The performance of certain of the operations may be distributed among the one or more processors, not only residing within a single machine, but deployed across a number of machines. In some example embodiments, the one or more processors or processor-implemented modules may be located in a single geographic location (e.g., within a home environment, an office environment, or a server farm). In other example embodiments, the one or more processors or processor-implemented modules may be distributed across a number of geographic locations.

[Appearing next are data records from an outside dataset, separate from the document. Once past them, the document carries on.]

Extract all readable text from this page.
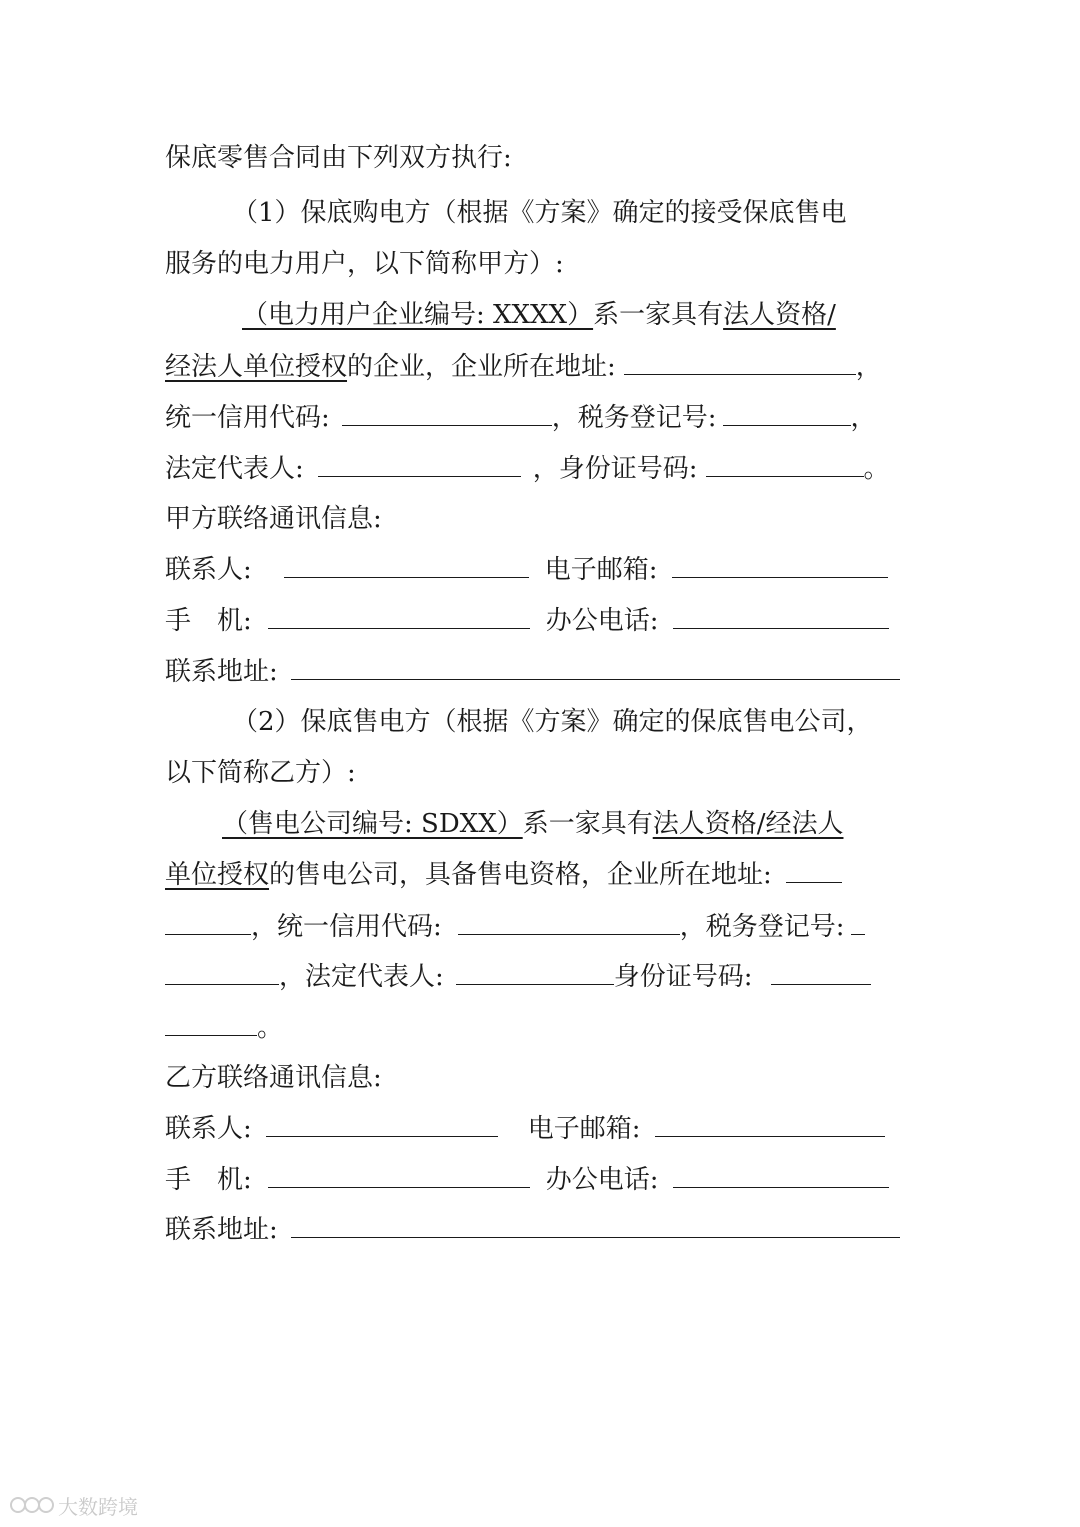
保底零售合同由下列双方执行:
（1）保底购电方（根据《方案》确定的接受保底售电
服务的电力用户，以下简称甲方）:
（电力用户企业编号: XXXX）系一家具有法人资格/
经法人单位授权的企业，企业所在地址:	，
统一信用代码:	，税务登记号:	，
法定代表人:	，身份证号码:	。
甲方联络通讯信息:
联系人:	电子邮箱:
手 机:	办公电话:
联系地址:
（2）保底售电方（根据《方案》确定的保底售电公司，
以下简称乙方）:
（售电公司编号: SDXX）系一家具有法人资格/经法人
单位授权的售电公司，具备售电资格，企业所在地址:
，统一信用代码:	，税务登记号:
，法定代表人:	身份证号码:
。
乙方联络通讯信息:
联系人:	电子邮箱:
手 机:	办公电话:
联系地址:
大数跨境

Some portions of this specification are presented in terms of algorithms or symbolic representations of operations on data stored as bits or binary digital signals within a machine memory (e.g., a computer memory). These algorithms or symbolic representations are examples of techniques used by those of ordinary skill in the data processing arts to convey the substance of their work to others skilled in the art. As used herein, an “algorithm” is a self-consistent sequence of operations or similar processing leading to a desired result. In this context, algorithms and operations involve physical manipulation of physical quantities. Typically, but not necessarily, such quantities may take the form of electrical, magnetic, or optical signals capable of being stored, accessed, transferred, combined, compared, or otherwise manipulated by a machine. It is convenient at times, principally for reasons of common usage, to refer to such signals using words such as “data,” “content,” “bits,” “values,” “elements,” “symbols,” “characters,” “terms,” “numbers,” “numerals,” or the like. These words, however, are merely convenient labels and are to be associated with appropriate physical quantities.

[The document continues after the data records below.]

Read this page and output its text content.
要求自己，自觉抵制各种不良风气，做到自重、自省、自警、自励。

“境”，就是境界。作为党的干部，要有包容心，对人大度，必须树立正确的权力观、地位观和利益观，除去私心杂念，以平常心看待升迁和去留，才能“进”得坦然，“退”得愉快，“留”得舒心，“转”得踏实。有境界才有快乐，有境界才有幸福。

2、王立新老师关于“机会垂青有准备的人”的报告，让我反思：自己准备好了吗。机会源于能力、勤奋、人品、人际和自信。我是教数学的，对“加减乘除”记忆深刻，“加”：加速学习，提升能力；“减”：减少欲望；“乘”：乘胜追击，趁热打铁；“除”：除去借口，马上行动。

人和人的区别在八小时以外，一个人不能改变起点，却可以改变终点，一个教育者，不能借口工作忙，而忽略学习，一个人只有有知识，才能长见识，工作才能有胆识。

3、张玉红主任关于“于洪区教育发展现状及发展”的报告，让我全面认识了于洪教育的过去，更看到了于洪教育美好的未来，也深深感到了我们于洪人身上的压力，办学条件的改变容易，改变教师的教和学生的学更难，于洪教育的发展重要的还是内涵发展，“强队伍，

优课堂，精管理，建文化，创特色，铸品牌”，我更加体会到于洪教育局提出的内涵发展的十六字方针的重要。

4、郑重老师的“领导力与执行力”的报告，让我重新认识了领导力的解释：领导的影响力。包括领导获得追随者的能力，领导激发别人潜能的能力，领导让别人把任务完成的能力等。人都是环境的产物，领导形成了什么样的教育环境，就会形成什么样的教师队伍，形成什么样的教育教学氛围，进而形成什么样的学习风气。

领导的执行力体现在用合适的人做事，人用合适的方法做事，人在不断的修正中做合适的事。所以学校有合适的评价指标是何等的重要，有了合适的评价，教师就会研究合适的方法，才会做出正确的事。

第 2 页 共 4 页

Unless specifically stated otherwise, discussions herein using words such as “processing,” “computing,” “calculating,” “determining,” “presenting,” “displaying,” or the like may refer to actions or processes of a machine (e.g., a computer) that manipulates or transforms data represented as physical (e.g., electronic, magnetic, or optical) quantities within one or more memories (e.g., volatile memory, non-volatile memory, or any suitable combination thereof), registers, or other machine components that receive, store, transmit, or display information. Furthermore, unless specifically stated otherwise, the terms “a” or “an” are herein used, as is common in patent documents, to include one or more than one instance. Finally, as used herein, the conjunction “or” refers to a non-exclusive “or,” unless specifically stated otherwise.